Yes, it is very difficult with a single drive to achieve 100MB/s (800Mbit/s) even with a very fast pipe. Achieving higher values for bursts is much easier than achieving this continuously.

If you have a file which is not updated often, but is often read, mount it on a drive separate from the operating system. This way you avoid having cache misses just because the operating system was reading random things all over the drive which would invalidate the cache line. If the separate drive does nothing but serve mostly the same data, then you will get more cache hits. If the file is truly read-only, things will go even faster by mounting the partition read-only. You’re still better off if you can generate the data and transmit it over the network without ever writing it to disk.

One place where a multi-core desktop will always outperform ARM architecture is when multiple threads are executing multiple hardware drivers on different cores at the same time. For example, one core has a driver reading a hard drive while another core is running the ethernet…on ARM a single core is context switching from one hardware driver to the other with a single core; both hardware drivers never execute simultaneously…the desktop is capable of executing both drivers simultaneously without context switching using separate CPU cores. Now if you add software RAID on a desktop with many CPU cores, then you may end up reading 6 drives simultaneously using 6 cores, while the ARM architecture just context switches more often (ARM becomes hardware IRQ starved and can thrash instead of scaling well). This is somewhat of a contrived example since DMA can alter how it works.

@Linuxdev,

Thanks a lot for your detailed answer.

Because hard drive I/O is much slower than the speed of Gigabit Ethernet, so if a file is sent from a computer’s hard drive to Jetson TX1’s hard drive, the speed will be limited by hardware I/O. Therefore, we need to try our best to do not get hard drive evolved. Am I correct?

According to the reply #29, is there any possibility to exploit the multicore architecture on both computer and Jetson TX1?

  1. Correct.

  2. Multicore on the desktop is already doing ok at spreading out work load for hardware IRQ servicing. Things which are good for ARM architecture are also good for the desktop, but the desktop will not suffer nearly as much as situations of more hardware interrupts and increased I/O goes up compared to ARM. It’s always good to do the fastest (most minimal) hardware IRQ servicing possible, and leave any other processing to user space or to software tasks not requiring CPU0. Give CPU0 as little to do as possible so that it can always service a driver right away. Unless you are working on a driver though this will be likely out of your control.

@linuxdev,

Thanks for your detailed answer.

I am sorry that I did not quite get why “Give CPU0 as little to do as possible so that it can always service a driver right away”. What about other CPUs?

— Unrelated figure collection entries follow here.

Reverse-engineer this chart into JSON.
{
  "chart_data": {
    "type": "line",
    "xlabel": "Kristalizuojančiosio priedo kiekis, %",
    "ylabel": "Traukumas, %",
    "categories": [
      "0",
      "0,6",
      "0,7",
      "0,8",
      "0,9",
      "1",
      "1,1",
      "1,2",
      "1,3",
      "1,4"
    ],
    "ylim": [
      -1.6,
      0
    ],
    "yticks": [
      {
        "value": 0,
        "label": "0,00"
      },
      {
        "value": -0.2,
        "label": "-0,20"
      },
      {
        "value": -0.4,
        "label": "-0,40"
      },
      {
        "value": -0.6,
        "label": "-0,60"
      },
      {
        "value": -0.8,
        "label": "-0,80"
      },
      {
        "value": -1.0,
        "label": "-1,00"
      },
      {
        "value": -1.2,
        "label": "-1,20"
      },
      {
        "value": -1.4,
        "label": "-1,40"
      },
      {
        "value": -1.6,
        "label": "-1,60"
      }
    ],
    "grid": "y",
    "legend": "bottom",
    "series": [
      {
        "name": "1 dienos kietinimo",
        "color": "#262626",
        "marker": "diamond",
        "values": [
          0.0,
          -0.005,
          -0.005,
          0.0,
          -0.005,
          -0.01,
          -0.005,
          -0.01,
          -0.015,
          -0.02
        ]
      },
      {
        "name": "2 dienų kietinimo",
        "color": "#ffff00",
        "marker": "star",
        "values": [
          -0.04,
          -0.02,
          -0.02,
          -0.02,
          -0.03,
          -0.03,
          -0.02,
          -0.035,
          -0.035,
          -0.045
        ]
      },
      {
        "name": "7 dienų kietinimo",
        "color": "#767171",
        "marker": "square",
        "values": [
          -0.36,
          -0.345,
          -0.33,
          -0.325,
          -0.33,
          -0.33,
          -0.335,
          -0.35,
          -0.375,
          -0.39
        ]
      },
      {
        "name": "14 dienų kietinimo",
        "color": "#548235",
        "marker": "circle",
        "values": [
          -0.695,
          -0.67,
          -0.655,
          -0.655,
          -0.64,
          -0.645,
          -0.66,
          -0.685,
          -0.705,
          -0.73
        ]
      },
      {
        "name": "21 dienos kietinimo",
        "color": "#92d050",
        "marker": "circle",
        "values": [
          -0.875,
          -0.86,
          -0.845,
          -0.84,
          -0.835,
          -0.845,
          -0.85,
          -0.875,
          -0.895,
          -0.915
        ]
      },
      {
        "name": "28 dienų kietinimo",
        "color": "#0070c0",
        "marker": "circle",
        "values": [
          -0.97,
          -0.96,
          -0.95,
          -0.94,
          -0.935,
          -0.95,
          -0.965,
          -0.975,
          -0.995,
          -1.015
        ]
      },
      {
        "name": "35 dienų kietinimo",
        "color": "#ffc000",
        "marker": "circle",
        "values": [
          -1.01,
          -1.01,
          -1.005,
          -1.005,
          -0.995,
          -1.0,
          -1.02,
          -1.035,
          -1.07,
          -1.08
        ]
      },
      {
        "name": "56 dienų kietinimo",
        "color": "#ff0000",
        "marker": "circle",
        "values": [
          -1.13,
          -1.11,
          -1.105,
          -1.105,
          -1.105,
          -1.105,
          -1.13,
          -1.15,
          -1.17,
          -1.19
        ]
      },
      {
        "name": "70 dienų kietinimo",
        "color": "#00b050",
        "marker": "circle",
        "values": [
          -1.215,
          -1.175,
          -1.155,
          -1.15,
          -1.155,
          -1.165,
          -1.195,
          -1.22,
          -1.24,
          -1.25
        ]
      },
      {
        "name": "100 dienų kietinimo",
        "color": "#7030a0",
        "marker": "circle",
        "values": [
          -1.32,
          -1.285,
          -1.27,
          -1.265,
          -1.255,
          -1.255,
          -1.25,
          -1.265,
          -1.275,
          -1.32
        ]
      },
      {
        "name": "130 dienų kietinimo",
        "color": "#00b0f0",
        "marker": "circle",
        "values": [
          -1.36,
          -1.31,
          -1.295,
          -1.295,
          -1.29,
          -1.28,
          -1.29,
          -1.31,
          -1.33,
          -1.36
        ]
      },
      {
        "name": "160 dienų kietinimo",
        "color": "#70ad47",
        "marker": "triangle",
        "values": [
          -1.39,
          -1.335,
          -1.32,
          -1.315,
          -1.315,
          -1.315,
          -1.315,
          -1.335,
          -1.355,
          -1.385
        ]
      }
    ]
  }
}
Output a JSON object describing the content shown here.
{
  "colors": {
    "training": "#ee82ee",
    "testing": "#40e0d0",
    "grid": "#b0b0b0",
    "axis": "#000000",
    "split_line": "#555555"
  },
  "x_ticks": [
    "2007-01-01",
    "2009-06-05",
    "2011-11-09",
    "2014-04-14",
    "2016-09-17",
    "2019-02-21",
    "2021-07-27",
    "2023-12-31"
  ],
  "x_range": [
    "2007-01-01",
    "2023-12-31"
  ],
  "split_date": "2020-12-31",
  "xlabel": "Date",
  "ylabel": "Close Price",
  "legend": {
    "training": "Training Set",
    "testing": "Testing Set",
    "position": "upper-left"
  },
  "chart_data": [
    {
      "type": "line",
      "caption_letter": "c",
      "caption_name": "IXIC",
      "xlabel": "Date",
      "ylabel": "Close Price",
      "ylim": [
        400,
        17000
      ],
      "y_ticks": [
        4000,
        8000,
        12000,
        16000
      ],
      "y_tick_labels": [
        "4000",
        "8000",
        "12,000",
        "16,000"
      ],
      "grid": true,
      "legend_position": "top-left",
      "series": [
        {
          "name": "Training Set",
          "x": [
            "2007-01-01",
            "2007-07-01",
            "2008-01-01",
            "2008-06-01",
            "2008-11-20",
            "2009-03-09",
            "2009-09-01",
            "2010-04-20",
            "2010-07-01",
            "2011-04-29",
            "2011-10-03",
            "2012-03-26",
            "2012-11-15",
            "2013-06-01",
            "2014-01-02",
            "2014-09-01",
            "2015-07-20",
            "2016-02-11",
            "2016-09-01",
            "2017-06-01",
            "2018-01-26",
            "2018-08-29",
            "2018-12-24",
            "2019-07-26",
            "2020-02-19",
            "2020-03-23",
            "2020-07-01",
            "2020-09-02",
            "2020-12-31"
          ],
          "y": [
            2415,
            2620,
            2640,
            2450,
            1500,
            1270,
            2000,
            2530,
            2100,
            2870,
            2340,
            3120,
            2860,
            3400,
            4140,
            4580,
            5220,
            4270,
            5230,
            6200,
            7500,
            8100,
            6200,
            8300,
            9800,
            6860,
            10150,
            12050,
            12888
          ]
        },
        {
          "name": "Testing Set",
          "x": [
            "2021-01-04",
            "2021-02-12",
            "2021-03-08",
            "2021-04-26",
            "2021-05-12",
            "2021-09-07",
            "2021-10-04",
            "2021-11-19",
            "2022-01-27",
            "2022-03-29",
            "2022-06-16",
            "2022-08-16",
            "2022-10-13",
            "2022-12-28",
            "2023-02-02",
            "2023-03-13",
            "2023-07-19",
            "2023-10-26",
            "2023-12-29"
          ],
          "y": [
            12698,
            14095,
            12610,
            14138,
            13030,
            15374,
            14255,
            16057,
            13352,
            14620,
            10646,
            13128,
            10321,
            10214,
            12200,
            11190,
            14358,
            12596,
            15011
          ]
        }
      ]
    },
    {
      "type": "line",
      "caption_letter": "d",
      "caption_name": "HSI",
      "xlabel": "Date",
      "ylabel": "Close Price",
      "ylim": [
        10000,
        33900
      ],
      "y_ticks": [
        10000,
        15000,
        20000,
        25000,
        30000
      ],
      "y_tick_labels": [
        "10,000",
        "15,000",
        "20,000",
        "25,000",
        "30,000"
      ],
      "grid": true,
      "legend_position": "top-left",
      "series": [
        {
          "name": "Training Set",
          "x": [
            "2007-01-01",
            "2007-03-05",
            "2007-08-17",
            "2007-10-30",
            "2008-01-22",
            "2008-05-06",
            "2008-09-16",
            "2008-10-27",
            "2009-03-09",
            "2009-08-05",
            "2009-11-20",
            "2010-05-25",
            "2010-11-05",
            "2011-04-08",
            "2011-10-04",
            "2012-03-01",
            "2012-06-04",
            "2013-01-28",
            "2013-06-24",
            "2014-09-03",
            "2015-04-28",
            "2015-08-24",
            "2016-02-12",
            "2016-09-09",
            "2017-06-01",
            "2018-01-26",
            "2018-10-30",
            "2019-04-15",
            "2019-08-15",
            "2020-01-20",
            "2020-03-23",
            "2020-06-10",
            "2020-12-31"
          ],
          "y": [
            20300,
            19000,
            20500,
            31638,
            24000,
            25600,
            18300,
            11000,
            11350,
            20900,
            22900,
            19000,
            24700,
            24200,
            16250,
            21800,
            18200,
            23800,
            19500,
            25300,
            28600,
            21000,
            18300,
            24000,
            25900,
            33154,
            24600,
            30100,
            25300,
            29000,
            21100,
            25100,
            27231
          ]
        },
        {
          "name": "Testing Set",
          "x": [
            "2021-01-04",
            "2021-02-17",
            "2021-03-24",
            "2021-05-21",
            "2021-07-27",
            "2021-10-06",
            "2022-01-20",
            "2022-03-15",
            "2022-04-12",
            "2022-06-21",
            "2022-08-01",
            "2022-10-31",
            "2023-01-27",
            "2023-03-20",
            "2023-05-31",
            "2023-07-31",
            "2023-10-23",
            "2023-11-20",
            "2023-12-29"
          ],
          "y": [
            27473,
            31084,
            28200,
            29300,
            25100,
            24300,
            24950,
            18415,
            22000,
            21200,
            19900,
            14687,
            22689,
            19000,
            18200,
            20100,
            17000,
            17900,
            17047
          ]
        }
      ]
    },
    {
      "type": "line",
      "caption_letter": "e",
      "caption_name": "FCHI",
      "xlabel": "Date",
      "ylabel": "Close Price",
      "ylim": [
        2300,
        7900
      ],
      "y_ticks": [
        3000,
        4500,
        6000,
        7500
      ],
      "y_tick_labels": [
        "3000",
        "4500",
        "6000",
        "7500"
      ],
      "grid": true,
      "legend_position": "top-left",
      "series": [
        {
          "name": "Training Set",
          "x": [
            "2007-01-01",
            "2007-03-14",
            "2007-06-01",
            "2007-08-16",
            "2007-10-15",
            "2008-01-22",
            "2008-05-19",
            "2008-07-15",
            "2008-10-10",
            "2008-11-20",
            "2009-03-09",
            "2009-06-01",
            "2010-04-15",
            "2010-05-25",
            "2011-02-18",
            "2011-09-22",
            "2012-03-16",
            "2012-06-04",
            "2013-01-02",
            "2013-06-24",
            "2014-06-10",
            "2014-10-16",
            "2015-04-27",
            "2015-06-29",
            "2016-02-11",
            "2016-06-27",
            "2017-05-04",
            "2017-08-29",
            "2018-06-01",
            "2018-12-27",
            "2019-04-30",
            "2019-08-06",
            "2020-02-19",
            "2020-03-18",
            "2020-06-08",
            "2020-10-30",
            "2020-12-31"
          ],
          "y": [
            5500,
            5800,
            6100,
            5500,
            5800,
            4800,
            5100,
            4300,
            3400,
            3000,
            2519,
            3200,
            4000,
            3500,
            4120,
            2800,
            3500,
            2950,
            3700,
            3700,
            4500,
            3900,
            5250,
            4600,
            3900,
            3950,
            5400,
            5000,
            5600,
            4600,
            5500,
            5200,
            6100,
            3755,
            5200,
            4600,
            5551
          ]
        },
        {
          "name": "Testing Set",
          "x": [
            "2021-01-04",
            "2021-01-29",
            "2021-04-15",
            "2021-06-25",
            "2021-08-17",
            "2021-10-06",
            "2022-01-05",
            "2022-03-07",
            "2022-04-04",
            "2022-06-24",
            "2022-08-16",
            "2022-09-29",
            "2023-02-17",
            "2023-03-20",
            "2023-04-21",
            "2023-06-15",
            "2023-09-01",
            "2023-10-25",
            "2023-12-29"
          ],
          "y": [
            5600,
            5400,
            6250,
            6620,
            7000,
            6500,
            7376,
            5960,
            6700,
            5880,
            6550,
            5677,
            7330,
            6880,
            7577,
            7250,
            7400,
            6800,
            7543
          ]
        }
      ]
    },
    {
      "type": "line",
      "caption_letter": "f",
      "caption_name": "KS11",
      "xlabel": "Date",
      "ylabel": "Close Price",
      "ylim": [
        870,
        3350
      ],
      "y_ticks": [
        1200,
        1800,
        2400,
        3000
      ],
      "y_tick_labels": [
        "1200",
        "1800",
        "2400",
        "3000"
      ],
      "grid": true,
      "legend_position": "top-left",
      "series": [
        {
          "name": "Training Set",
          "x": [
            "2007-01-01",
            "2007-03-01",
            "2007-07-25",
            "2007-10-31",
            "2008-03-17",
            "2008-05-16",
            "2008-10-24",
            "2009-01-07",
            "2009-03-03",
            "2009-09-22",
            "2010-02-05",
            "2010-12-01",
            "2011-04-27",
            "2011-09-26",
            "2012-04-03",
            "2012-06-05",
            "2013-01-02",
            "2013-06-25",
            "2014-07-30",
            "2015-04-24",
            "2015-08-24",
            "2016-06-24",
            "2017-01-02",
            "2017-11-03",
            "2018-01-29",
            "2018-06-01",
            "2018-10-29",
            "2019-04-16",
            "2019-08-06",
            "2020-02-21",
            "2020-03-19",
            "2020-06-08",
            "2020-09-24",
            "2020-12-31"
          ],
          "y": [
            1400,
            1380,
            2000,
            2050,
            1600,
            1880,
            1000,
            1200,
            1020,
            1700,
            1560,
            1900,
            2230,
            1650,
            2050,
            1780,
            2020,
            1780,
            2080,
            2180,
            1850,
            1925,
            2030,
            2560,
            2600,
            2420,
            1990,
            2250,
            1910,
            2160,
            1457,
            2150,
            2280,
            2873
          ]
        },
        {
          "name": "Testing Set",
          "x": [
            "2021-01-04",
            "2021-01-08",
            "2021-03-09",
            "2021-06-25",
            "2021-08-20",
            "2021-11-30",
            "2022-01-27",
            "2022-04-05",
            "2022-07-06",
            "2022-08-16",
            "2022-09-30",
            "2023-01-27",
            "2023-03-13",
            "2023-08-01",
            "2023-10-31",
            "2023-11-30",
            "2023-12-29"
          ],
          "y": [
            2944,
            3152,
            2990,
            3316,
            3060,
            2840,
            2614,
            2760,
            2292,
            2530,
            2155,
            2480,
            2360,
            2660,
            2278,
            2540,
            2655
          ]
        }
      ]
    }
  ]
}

As you mentioned about socket TCP, should the socket size be as large as possible, so that the data can be transmitted faster?

@linuxdev,

Sorry for going back to the previous point #24, I did not understand clearly about average speed. Also why at best there will be a burst at beginning? Thank you very much.

The cache has a high speed burst. Once you’ve used something beyond cache, it has to come from the drive itself. I suppose if you read the same small file over and over (something smaller than cache), then you might get a lot of good throughput. However, you are using large files, even under the best of circumstances cache will never cover the whole file. System buffer can increase this, but that won’t be consistent.

Additional note: TCP sends in packets. There is overhead to each packet. Sending or receiving a packet implies a hardware interrupt triggering a driver, and if one has to wait for the interrupt to be serviced, it only makes sense to service as much as possible with a minimal number of interrupts. This is where jumbo frames come in (mentioned earlier in the thread).